No one should think that Asia is on the verge of conflict. But it is also important to remember what has helped keep the peace in this region for so long. Phenomenal growth rates in Japan, South Korea, Hong Kong, Singapore, China and elsewhere since the 1960s have naturally turned national attention inward, to development and stability. This has gradually led to increased political confidence, diplomatic initiatives, and in many nations the move toward more democratic systems. America has directly benefited as well, and not merely from years of lower consumer prices, but also from the general conditions of peace in Asia.

Yet policymakers need to remember that even during these decades of growth, moments of economic shock, such as the 1973 Oil Crisis, led to instability and bursts of terrorist activity in Japan, while the uneven pace of growth in China has led to tens of thousands of armed clashes in the poor interior of the country.



Now imagine such instability multiplied region-wide. The economic collapse Japan is facing, and China's potential slowdown, dwarfs any previous economic troubles, including the 1998 Asian Currency Crisis. Newly urbanized workers rioting for jobs or living wages, conflict over natural resources, further saber-rattling from North Korea, all can take on lives of their own. This is the nightmare of governments in the region, and particularly of democracies from newer ones like Thailand and Mongolia to established states like Japan and South Korea. How will overburdened political leaders react to internal unrest? What happens if Chinese shopkeepers in Indonesia are attacked, or a Japanese naval ship collides with a Korean fishing vessel? Quite simply, Asia's political infrastructure may not be strong enough to resist the slide towards confrontation and conflict.
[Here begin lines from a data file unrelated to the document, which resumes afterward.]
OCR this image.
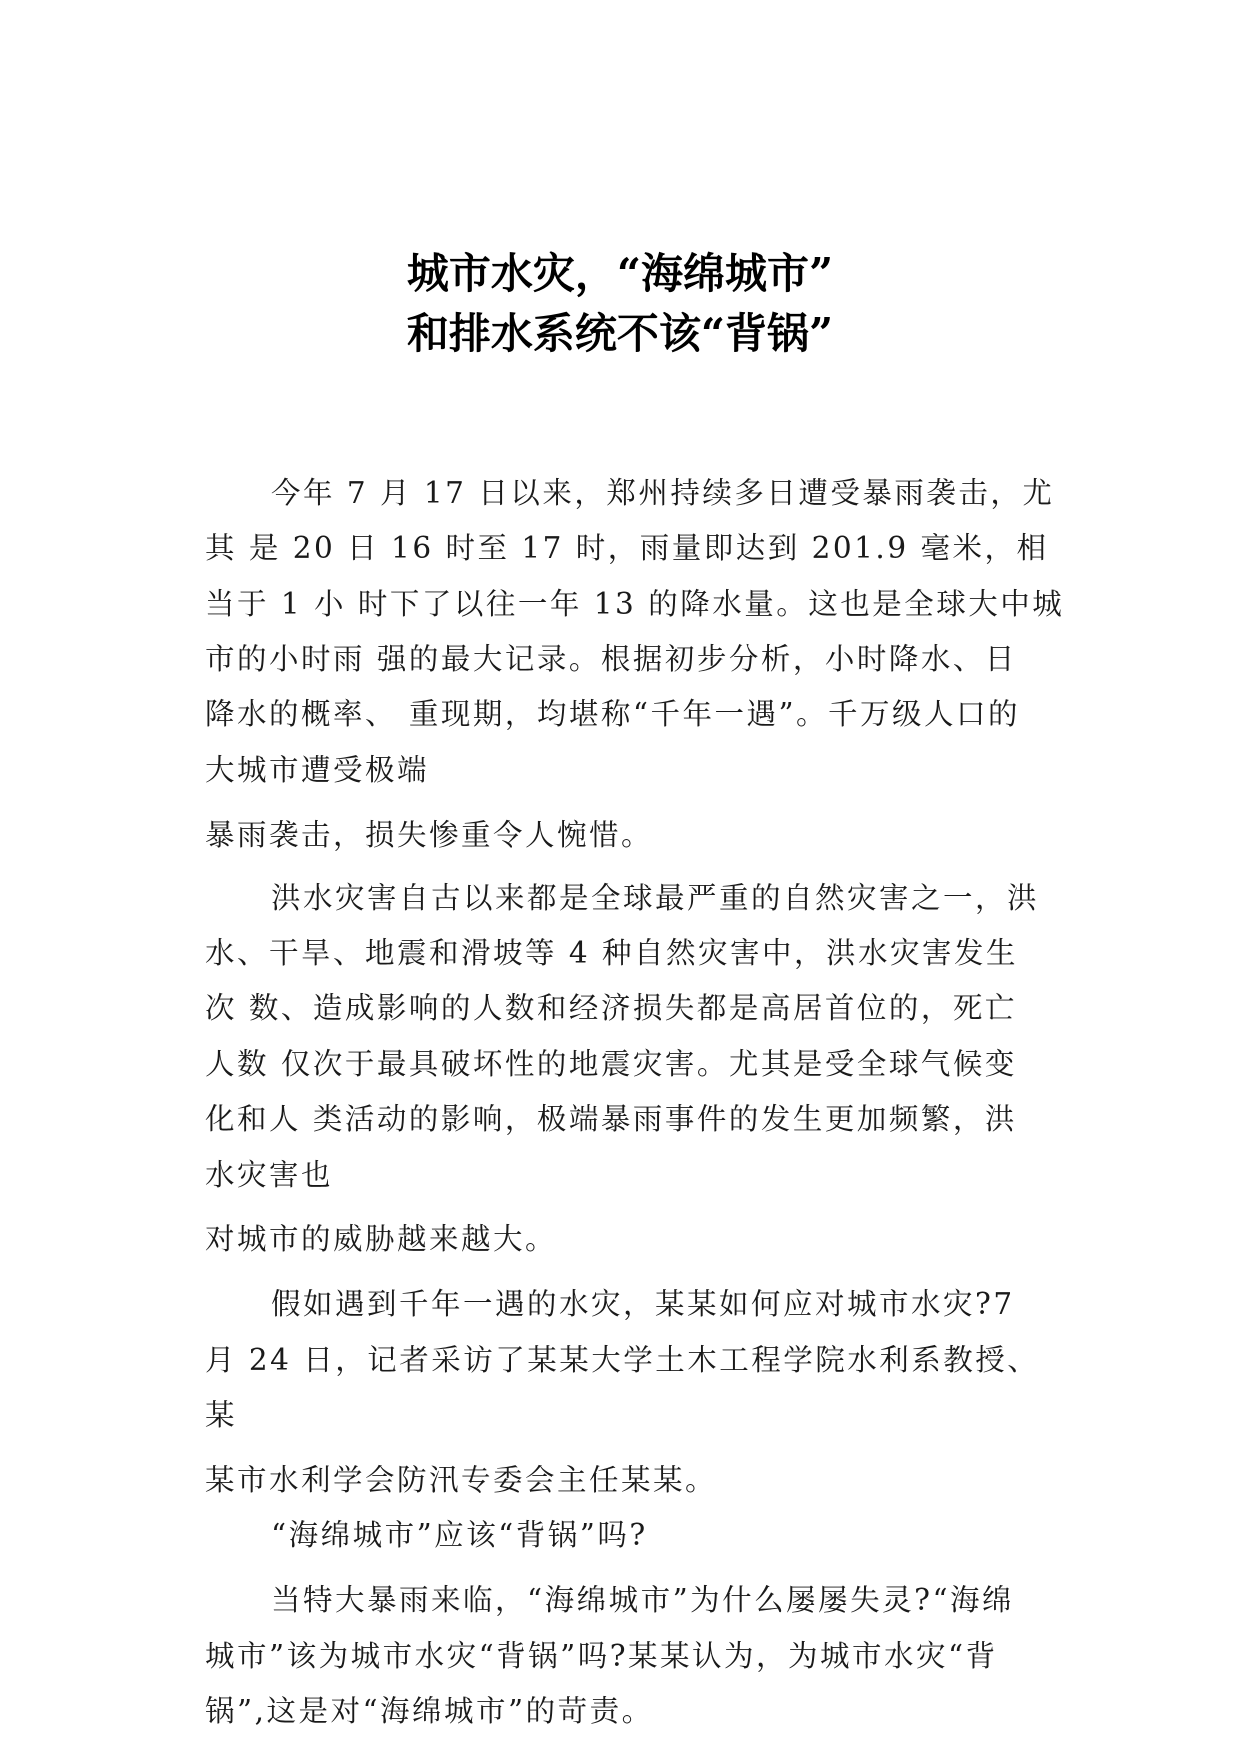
城市水灾，“海绵城市”
和排水系统不该“背锅”
今年 7 月 17 日以来，郑州持续多日遭受暴雨袭击，尤
其 是 20 日 16 时至 17 时，雨量即达到 201.9 毫米，相
当于 1 小 时下了以往一年 13 的降水量。这也是全球大中城
市的小时雨 强的最大记录。根据初步分析，小时降水、日
降水的概率、 重现期，均堪称“千年一遇”。千万级人口的
大城市遭受极端
暴雨袭击，损失惨重令人惋惜。
洪水灾害自古以来都是全球最严重的自然灾害之一，洪
水、干旱、地震和滑坡等 4 种自然灾害中，洪水灾害发生
次 数、造成影响的人数和经济损失都是高居首位的，死亡
人数 仅次于最具破坏性的地震灾害。尤其是受全球气候变
化和人 类活动的影响，极端暴雨事件的发生更加频繁，洪
水灾害也
对城市的威胁越来越大。
假如遇到千年一遇的水灾，某某如何应对城市水灾?7
月 24 日，记者采访了某某大学土木工程学院水利系教授、
某
某市水利学会防汛专委会主任某某。
“海绵城市”应该“背锅”吗?
当特大暴雨来临，“海绵城市”为什么屡屡失灵?“海绵
城市”该为城市水灾“背锅”吗?某某认为，为城市水灾“背
锅”,这是对“海绵城市”的苛责。
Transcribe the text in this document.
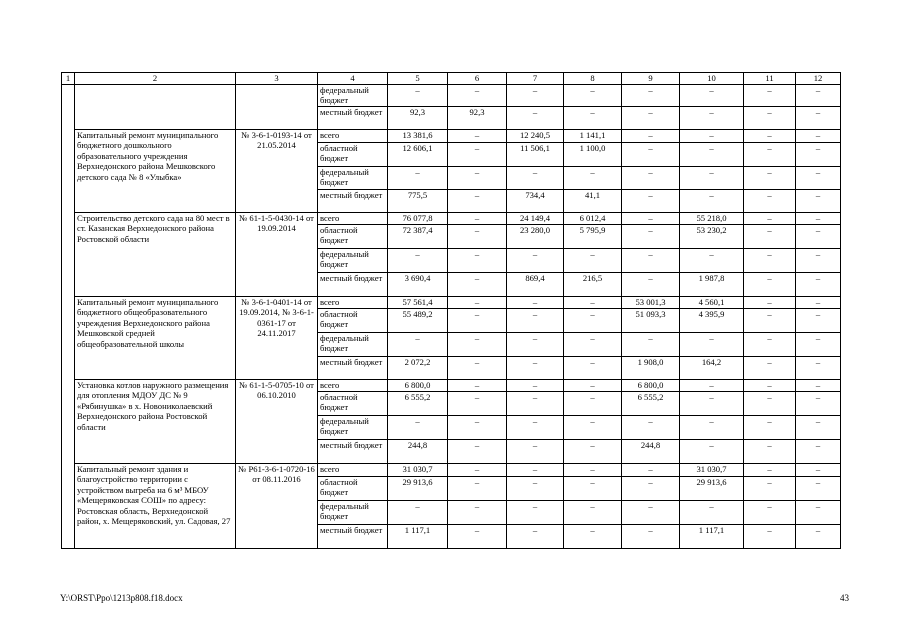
1	2	3	4	5	6	7	8	9	10	11	12
			федеральный бюджет	–	–	–	–	–	–	–	–
			местный бюджет	92,3	92,3	–	–	–	–	–	–
	Капитальный ремонт муниципального бюджетного дошкольного образовательного учреждения Верхнедонского района Мешковского детского сада № 8 «Улыбка»	№ 3-6-1-0193-14 от 21.05.2014	всего	13 381,6	–	12 240,5	1 141,1	–	–	–	–
			областной бюджет	12 606,1	–	11 506,1	1 100,0	–	–	–	–
			федеральный бюджет	–	–	–	–	–	–	–	–
			местный бюджет	775,5	–	734,4	41,1	–	–	–	–
	Строительство детского сада на 80 мест в ст. Казанская Верхнедонского района Ростовской области	№ 61-1-5-0430-14 от 19.09.2014	всего	76 077,8	–	24 149,4	6 012,4	–	55 218,0	–	–
			областной бюджет	72 387,4	–	23 280,0	5 795,9	–	53 230,2	–	–
			федеральный бюджет	–	–	–	–	–	–	–	–
			местный бюджет	3 690,4	–	869,4	216,5	–	1 987,8	–	–
	Капитальный ремонт муниципального бюджетного общеобразовательного учреждения Верхнедонского района Мешковской средней общеобразовательной школы	№ 3-6-1-0401-14 от 19.09.2014, № 3-6-1-0361-17 от 24.11.2017	всего	57 561,4	–	–	–	53 001,3	4 560,1	–	–
			областной бюджет	55 489,2	–	–	–	51 093,3	4 395,9	–	–
			федеральный бюджет	–	–	–	–	–	–	–	–
			местный бюджет	2 072,2	–	–	–	1 908,0	164,2	–	–
	Установка котлов наружного размещения для отопления МДОУ ДС № 9 «Рябинушка» в х. Новониколаевский Верхнедонского района Ростовской области	№ 61-1-5-0705-10 от 06.10.2010	всего	6 800,0	–	–	–	6 800,0	–	–	–
			областной бюджет	6 555,2	–	–	–	6 555,2	–	–	–
			федеральный бюджет	–	–	–	–	–	–	–	–
			местный бюджет	244,8	–	–	–	244,8	–	–	–
	Капитальный ремонт здания и благоустройство территории с устройством выгреба на 6 м³ МБОУ «Мещеряковская СОШ» по адресу: Ростовская область, Верхнедонской район, х. Мещеряковский, ул. Садовая, 27	№ Р61-3-6-1-0720-16 от 08.11.2016	всего	31 030,7	–	–	–	–	31 030,7	–	–
			областной бюджет	29 913,6	–	–	–	–	29 913,6	–	–
			федеральный бюджет	–	–	–	–	–	–	–	–
			местный бюджет	1 117,1	–	–	–	–	1 117,1	–	–
Y:\ORST\Ppo\1213p808.f18.docx	43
This would be a political and humanitarian disaster turning the clock back decades in Asia. It would almost certainly drag America in at some point, as well. First of all, we have alliance responsibilities to Japan, South Korea, Australia, and the Philippines should any of them come under armed attack. Failure on our part to live up to those responsibilities could mean the end of America's credibility in Asia. Secondly, peace in Asia has been kept in good measure by the continued U.S. military presence since World War II. There have been terrible localized conflicts, of course, but nothing approaching a systemic conflagration like the 1940s. Today, such a conflict would be far more bloody, and it is unclear if the American military, already stretched too thin by wars in Afghanistan and Iraq, could contain the crisis. Nor is it clear that the American people, worn out from war and economic distress, would be willing to shed even more blood and treasure for lands across the ocean.



The result could be a historic changing of the geopolitical map in the world's most populous region. Perhaps China would emerge as the undisputed hegemon. Possibly democracies like Japan and South Korea would link up to oppose any aggressor. India might decide it could move into the vacuum. All of this is guess-work, of course, but it has happened repeatedly throughout history. There is no reason to believe we are immune from the same types of miscalculation and greed that have destroyed international systems in the past.